You're missing the point. Sure, you should make it fil gracefully on unexpected input. But Google shouldn't change APIs in a way hat causes 3rd party apps to fail at all.
Third party apps wouldn't fail if they were correct in the first place. Failing gracefully on unexpected input is the way a competent engineer would structure their program.
Is there a functional difference between "my production code suddenly stopped processing work because it rejected a newly nullable input value" vs "my production code suddenly stopped processing work because it crashed on a newly nullable input value"?
If the crash gives an attack vector for a security threat then there is.
Personally, "Be conservative in what you do, be liberal in what you accept from others" is a bad policy in the modern world. It should be "Be conservative in what you do, be strict as if you don't trust them in what you accept from others".
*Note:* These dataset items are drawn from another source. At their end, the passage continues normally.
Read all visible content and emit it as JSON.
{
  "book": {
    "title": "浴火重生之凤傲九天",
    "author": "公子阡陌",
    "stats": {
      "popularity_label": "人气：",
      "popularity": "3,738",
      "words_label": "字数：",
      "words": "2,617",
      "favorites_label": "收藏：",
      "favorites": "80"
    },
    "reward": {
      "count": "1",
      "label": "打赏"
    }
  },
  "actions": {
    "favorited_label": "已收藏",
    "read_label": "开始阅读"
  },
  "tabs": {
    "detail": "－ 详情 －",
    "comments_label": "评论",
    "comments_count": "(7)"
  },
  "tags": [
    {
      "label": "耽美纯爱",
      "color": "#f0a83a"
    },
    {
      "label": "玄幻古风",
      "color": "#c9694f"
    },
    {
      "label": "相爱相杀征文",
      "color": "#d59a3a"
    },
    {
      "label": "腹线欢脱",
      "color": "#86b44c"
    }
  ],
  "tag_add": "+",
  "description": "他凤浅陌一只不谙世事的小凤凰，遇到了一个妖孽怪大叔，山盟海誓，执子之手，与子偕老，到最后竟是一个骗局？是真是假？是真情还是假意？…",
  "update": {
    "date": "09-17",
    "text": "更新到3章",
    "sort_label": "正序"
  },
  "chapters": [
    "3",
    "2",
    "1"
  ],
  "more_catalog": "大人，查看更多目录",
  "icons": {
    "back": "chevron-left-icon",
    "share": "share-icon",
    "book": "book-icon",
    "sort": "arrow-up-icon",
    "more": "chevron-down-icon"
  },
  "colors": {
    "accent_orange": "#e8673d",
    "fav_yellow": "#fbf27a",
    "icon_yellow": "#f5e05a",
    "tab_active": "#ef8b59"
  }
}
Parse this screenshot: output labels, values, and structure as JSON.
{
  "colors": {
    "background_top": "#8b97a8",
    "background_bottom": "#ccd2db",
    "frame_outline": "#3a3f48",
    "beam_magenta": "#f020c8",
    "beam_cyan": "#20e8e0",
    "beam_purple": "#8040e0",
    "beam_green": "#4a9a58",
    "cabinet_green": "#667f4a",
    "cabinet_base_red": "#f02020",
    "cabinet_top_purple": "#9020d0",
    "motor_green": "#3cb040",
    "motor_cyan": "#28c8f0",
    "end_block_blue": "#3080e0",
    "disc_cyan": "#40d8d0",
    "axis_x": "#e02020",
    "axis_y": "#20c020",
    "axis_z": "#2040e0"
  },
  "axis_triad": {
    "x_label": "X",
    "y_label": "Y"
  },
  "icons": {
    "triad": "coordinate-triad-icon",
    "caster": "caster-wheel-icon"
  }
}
That's a valid point if it's security-critical. My initial response was with regards to grandparent comments arguing over semantics, when the end results in both cases was "successful processing ceased because of an API change."
Ideally it's more like "my production code skipped over 1% of batch jobs because it didn't expect the null values" or something like that. Handling errors gracefully is a bit of an art unto itself.
production code that rejects a suddenly nullable input value is more deterministic than "something crashed" and can be handled better (triggering a watchkeeper, notification) rather than relying on someone paying attention to the crash logs.